If "FileA.txt" from Mac A had 10kb, and "FileA.txt" from Mac B had 20GB, then the file from Mac A would over write the "FileA.txt" from Mac B, essentially wiping out the 20GB file.

Same here! Sierra has drastically slowed down my 27" iMac. Forget typing e mails or opening i.e. Word application takes for ever. To make things worse after deleting some files from iCloud Drive free up more space well surprise surprise. My desktop looks brand new. All folders have vanished. Where are the files from the HD?

> … applications folder …


As that's neither ~/Desktop nor ~/Documents it can not be an issue with iCloud Drive. You should suspect an issue with the HFS Plus file system.

iCloud Drive Desktop and Documents: dataloss from no distinction between multiple Macs


> … no distinction … if the file/folder had the same name, only one copy survived.

>

> If "FileA.txt" from Mac A had 10kb, and "FileA.txt" from Mac B had 20GB, then the file from Mac A would over write the "FileA.txt" from Mac B, essentially wiping out the 20GB file.

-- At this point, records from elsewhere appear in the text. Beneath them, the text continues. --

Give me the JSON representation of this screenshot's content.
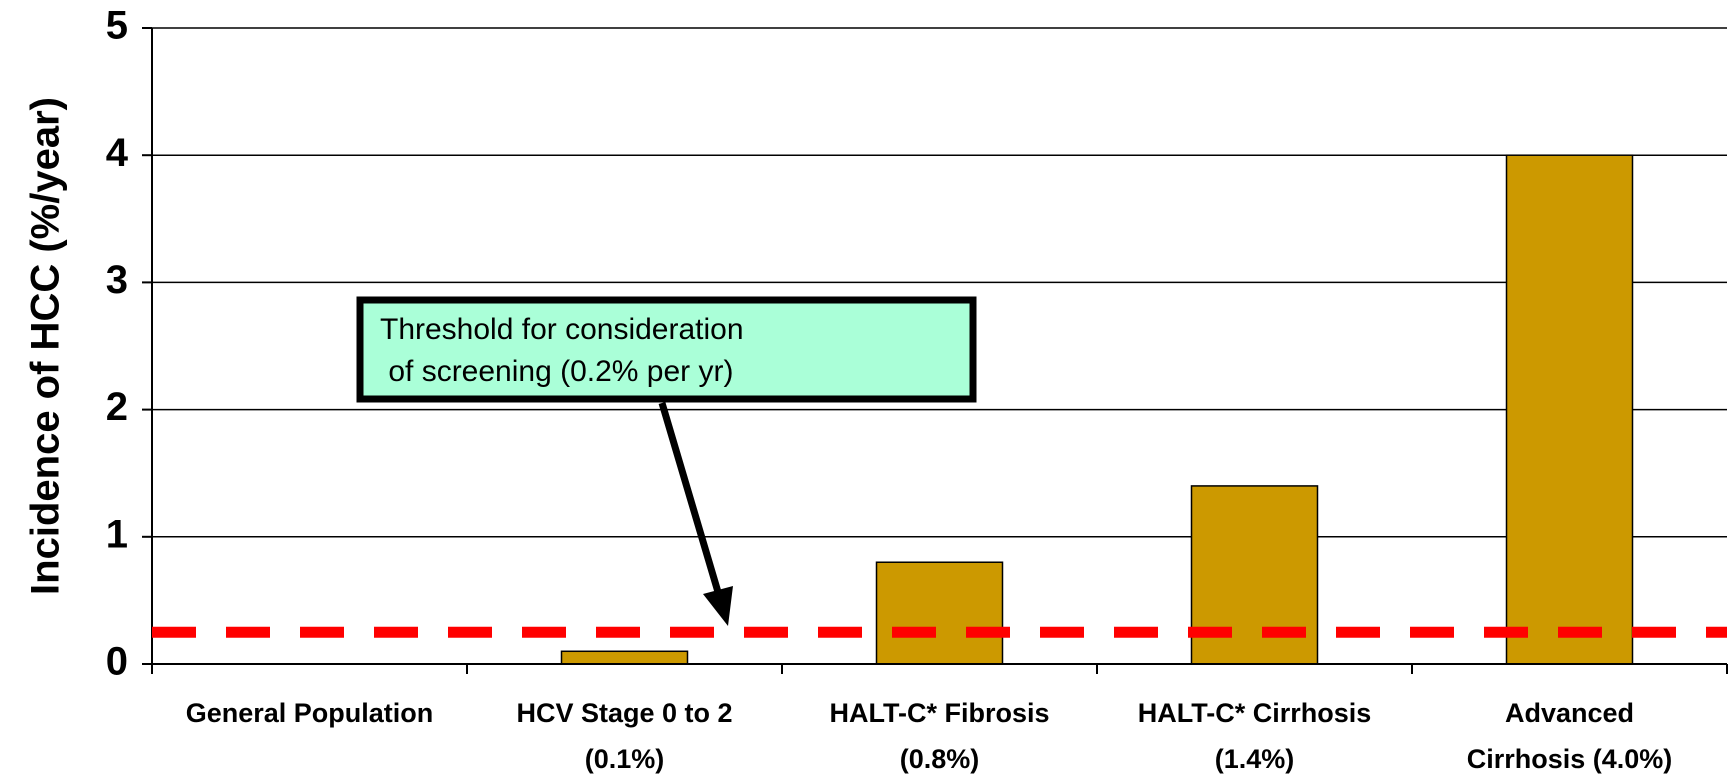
{
  "chart_data": {
    "type": "bar",
    "y_label": "Incidence of HCC (%/year)",
    "categories": [
      [
        "General Population"
      ],
      [
        "HCV Stage 0 to 2",
        "(0.1%)"
      ],
      [
        "HALT-C* Fibrosis",
        "(0.8%)"
      ],
      [
        "HALT-C* Cirrhosis",
        "(1.4%)"
      ],
      [
        "Advanced",
        "Cirrhosis (4.0%)"
      ]
    ],
    "values": [
      null,
      0.1,
      0.8,
      1.4,
      4.0
    ],
    "color": "#cc9900",
    "ylim": [
      0,
      5
    ],
    "yticks": [
      0,
      1,
      2,
      3,
      4,
      5
    ],
    "grid": true,
    "threshold": {
      "value": 0.25,
      "color": "#ff0000"
    },
    "annotation": {
      "lines": [
        "Threshold for consideration",
        " of screening (0.2% per yr)"
      ],
      "fill": "#aaffd8"
    }
  }
}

Please: did you report the bug to Apple, prerelease 10.2.3, or was it too late in the development cycle?


If reported: is there a supposed fix in prerelease 10.12.4?


If not fixed: I suggest starting a new topic with a suitable title. The symptom, as you report it, is serious – dataloss without warning is never acceptable – but it's not wiping the hard disk drive.